South Dakota Native Plant Research
Brassicaceae : Arabis glabra

Brassicaceae : Arabis glabra


Download Mature plant (1.3 MB)

Download Cauline leaves (177 KB)

Download Flowers and fruits (2.9 MB)

Family Name


Common Name

Tower mustard, tower rockcress


Arabis glabra is a biennial herb growing from a stout taproot. The stem is erect usually unbranched toward the base and branching near the top, growing from 60 to 120 cm tall. The basal leaves are spatulate to oblanceolate, entire to dentate and 5-12 cm long by 1-3 cm wide. The cauline leaves are sessile, lanceolate, entire to denticulate and variable in size (2-10 cm by 1-3 cm) with smaller leaves toward the top. The small flowers are arrayed in racemes and greenish white to yellow in color. The 4 sepals are membranous 2-5 mm long, rounded to subacuminate. The petals are 2.5-6 mm long . the fruit is a cylindrical silique 5-10 cm long and 0.8-1.3 mm wide, with pedicels that are erect or appressed and 7-18 mm long at maturity. The seeds are in 1-2 rows and are about 1 mm long and 0.15 mm wide. Tower rockcress grows in dry prairies on ledges and the edges of woodlands, blooming in May and June. It is much more common in the western side of South Dakota.

Additional Notes

Tower mustard can be weedy and is seldom planted as an ornamental. The leaves of the first year’s growth are spicey and can be used in salads.

Horticulture Notes

Seed collection: Seed become mature in June to July when the siliques begin to dehisce.

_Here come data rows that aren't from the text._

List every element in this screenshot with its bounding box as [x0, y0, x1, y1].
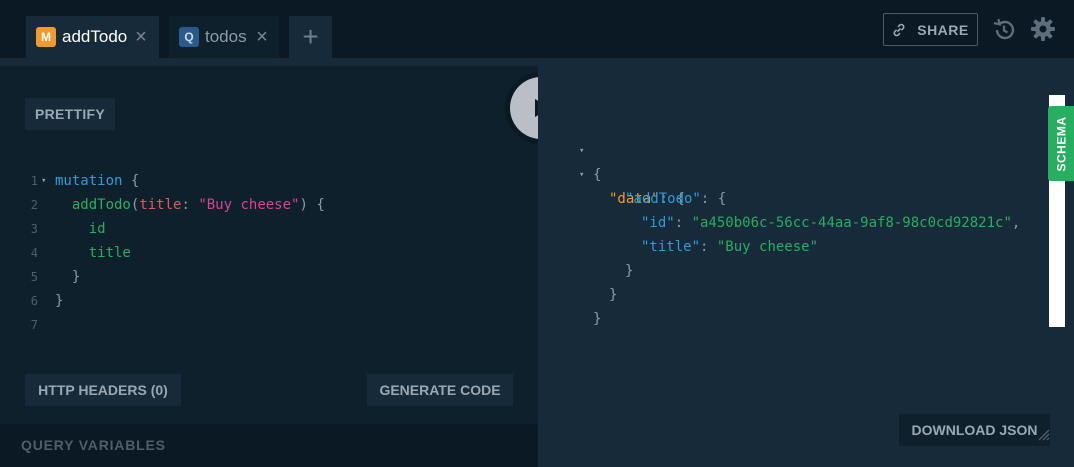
json-line: } — [538, 259, 1048, 303]
tab-label: addTodo — [62, 27, 128, 46]
line-number: 5 — [30, 270, 38, 284]
query-editor[interactable]: PRETTIFY 1 ▾ mutation { 2 addTodo(title:… — [0, 66, 538, 424]
result-panel: ▾ { ▾ "data": { "addTodo": { "id": "a450… — [538, 58, 1074, 467]
line-number: 7 — [30, 318, 38, 332]
resize-handle-icon[interactable] — [1037, 428, 1051, 442]
code-line: 6 } — [0, 289, 538, 313]
http-headers-button[interactable]: HTTP HEADERS (0) — [25, 374, 181, 406]
json-line: "addTodo": { — [538, 163, 1048, 207]
argument-name: title — [139, 197, 182, 213]
json-line: } — [538, 235, 1048, 279]
json-line: ▾ "data": { — [538, 139, 1048, 207]
fold-arrow-icon[interactable]: ▾ — [41, 169, 46, 193]
punctuation: } — [71, 269, 81, 285]
punctuation: ) { — [299, 197, 325, 213]
keyword: mutation — [55, 173, 123, 189]
download-json-button[interactable]: DOWNLOAD JSON — [899, 414, 1050, 446]
code-line: 2 addTodo(title: "Buy cheese") { — [0, 193, 538, 217]
line-number: 2 — [30, 198, 38, 212]
query-badge: Q — [179, 27, 199, 47]
punctuation: } — [55, 293, 64, 309]
history-icon[interactable] — [991, 17, 1017, 43]
punctuation: { — [122, 173, 140, 189]
prettify-button[interactable]: PRETTIFY — [25, 98, 115, 130]
code-line: 1 ▾ mutation { — [0, 169, 538, 193]
add-tab-button[interactable]: + — [289, 16, 332, 58]
close-icon[interactable]: × — [134, 27, 148, 47]
share-label: SHARE — [917, 21, 969, 38]
code-area[interactable]: 1 ▾ mutation { 2 addTodo(title: "Buy che… — [0, 169, 538, 337]
line-number: 1 — [30, 174, 38, 188]
gear-icon[interactable] — [1030, 16, 1056, 42]
close-icon[interactable]: × — [255, 27, 269, 47]
schema-label: SCHEMA — [1054, 115, 1069, 172]
code-line: 4 title — [0, 241, 538, 265]
json-result[interactable]: ▾ { ▾ "data": { "addTodo": { "id": "a450… — [538, 115, 1048, 327]
code-line: 5 } — [0, 265, 538, 289]
mutation-name: addTodo — [71, 197, 131, 213]
tab-addtodo[interactable]: M addTodo × — [26, 16, 159, 58]
code-line: 7 — [0, 313, 538, 337]
tab-label: todos — [205, 27, 247, 46]
json-line: "title": "Buy cheese" — [538, 211, 1048, 255]
field-name: title — [88, 245, 131, 261]
code-line: 3 id — [0, 217, 538, 241]
plus-icon: + — [302, 21, 319, 52]
brace: } — [593, 311, 602, 327]
query-editor-panel: PRETTIFY 1 ▾ mutation { 2 addTodo(title:… — [0, 58, 538, 467]
share-button[interactable]: SHARE — [883, 13, 978, 46]
argument-value: "Buy cheese" — [198, 197, 300, 213]
json-line: ▾ { — [538, 115, 1048, 183]
json-line: "id": "a450b06c-56cc-44aa-9af8-98c0cd928… — [538, 187, 1048, 231]
punctuation: : — [181, 197, 199, 213]
field-name: id — [88, 221, 106, 237]
tab-todos[interactable]: Q todos × — [169, 16, 279, 58]
schema-tab-label[interactable]: SCHEMA — [1048, 106, 1074, 181]
line-number: 6 — [30, 294, 38, 308]
line-number: 4 — [30, 246, 38, 260]
json-line: } — [538, 283, 1048, 327]
tab-bar: M addTodo × Q todos × + SHARE — [0, 0, 1074, 58]
mutation-badge: M — [36, 27, 56, 47]
line-number: 3 — [30, 222, 38, 236]
generate-code-button[interactable]: GENERATE CODE — [367, 374, 513, 406]
link-icon — [893, 23, 905, 36]
query-variables-toggle[interactable]: QUERY VARIABLES — [0, 424, 538, 467]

Germination: Seeds are dormant and need 60 days cold treatment or can be planted out in the fall.

Light: Full sun.

Soils: Will grow in most soils but does best in well drained soils.

Water: can tolerate medium wet to dry conditions.

Note: As a biennial, it produces leave the first year and bolts and produces flowers in the second year.